One exception: VoIP.ms returns a distinct `no_*` status per list method when
the collection is empty (`no_sms`, `no_cdr`, `no_messages`, …). The typed
methods treat such a status (`ApiStatus::is_empty()`) as a successful empty
response -- the collection field comes back `None` rather than `Err` -- so you
don't pattern-match a "no SMS" code where an empty list is the natural answer.

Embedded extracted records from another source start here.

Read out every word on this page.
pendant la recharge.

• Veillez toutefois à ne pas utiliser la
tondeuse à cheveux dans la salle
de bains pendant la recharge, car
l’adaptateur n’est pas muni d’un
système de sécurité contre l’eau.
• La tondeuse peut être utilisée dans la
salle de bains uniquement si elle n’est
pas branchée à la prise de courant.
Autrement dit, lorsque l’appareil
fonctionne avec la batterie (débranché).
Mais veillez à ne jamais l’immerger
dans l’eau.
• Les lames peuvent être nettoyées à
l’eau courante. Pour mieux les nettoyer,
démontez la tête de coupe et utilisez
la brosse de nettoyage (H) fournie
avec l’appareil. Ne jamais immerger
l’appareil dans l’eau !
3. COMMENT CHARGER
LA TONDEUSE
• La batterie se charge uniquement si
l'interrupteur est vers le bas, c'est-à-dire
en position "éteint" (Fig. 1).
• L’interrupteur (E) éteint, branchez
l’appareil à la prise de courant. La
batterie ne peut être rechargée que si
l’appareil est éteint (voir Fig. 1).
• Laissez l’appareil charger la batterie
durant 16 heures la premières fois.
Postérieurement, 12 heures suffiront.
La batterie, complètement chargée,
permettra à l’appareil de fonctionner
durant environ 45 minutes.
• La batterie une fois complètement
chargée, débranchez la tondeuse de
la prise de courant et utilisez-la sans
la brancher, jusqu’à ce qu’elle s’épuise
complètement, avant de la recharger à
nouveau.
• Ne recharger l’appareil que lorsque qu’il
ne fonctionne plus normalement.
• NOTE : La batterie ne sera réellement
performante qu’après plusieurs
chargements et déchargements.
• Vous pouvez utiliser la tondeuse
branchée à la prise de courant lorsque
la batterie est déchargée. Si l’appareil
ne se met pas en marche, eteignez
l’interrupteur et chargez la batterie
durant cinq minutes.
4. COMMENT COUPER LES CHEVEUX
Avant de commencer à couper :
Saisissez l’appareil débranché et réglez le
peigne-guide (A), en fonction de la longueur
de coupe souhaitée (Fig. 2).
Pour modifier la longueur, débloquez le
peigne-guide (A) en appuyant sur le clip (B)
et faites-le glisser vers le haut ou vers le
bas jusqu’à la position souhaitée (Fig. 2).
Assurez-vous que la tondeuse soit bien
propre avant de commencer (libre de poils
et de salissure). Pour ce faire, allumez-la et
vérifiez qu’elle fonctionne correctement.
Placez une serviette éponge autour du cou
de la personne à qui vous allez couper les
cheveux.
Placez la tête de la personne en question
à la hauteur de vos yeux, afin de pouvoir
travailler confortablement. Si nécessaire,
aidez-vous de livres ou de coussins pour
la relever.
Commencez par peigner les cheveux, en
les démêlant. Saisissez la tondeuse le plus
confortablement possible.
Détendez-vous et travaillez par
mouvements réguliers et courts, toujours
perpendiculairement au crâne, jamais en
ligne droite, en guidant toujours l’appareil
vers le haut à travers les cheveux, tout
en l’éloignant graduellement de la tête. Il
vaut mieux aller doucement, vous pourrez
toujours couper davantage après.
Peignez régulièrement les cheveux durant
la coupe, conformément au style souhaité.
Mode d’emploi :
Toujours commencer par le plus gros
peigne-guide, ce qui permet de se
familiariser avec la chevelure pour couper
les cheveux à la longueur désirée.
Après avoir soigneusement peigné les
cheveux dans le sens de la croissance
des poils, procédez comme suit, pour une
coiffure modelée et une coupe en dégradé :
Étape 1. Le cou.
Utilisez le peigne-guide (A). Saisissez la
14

The `*_raw` methods keep the verbatim contract and still surface it as
`Error::Api`.
```rust
match client.get_balance(¶ms).await {
Ok(balance) => { }
Err(voip_ms::Error::Api(voip_ms::ApiStatus::InvalidCredentials)) => {
eprintln!("check your API username/password");
}
Err(e) => return Err(e),
}
```
* `Error::InvalidResponse` — the response was not the expected JSON envelope
(e.g. missing `status` field).
## Development and release
Contributor and maintainer workflows (regeneration, verification, and release)
are documented in [DEVELOPMENT.md](DEVELOPMENT.md).
See [AGENTS.md](AGENTS.md) for design decisions and project-specific guidance.
## License
Licensed under the [MIT license](LICENSE).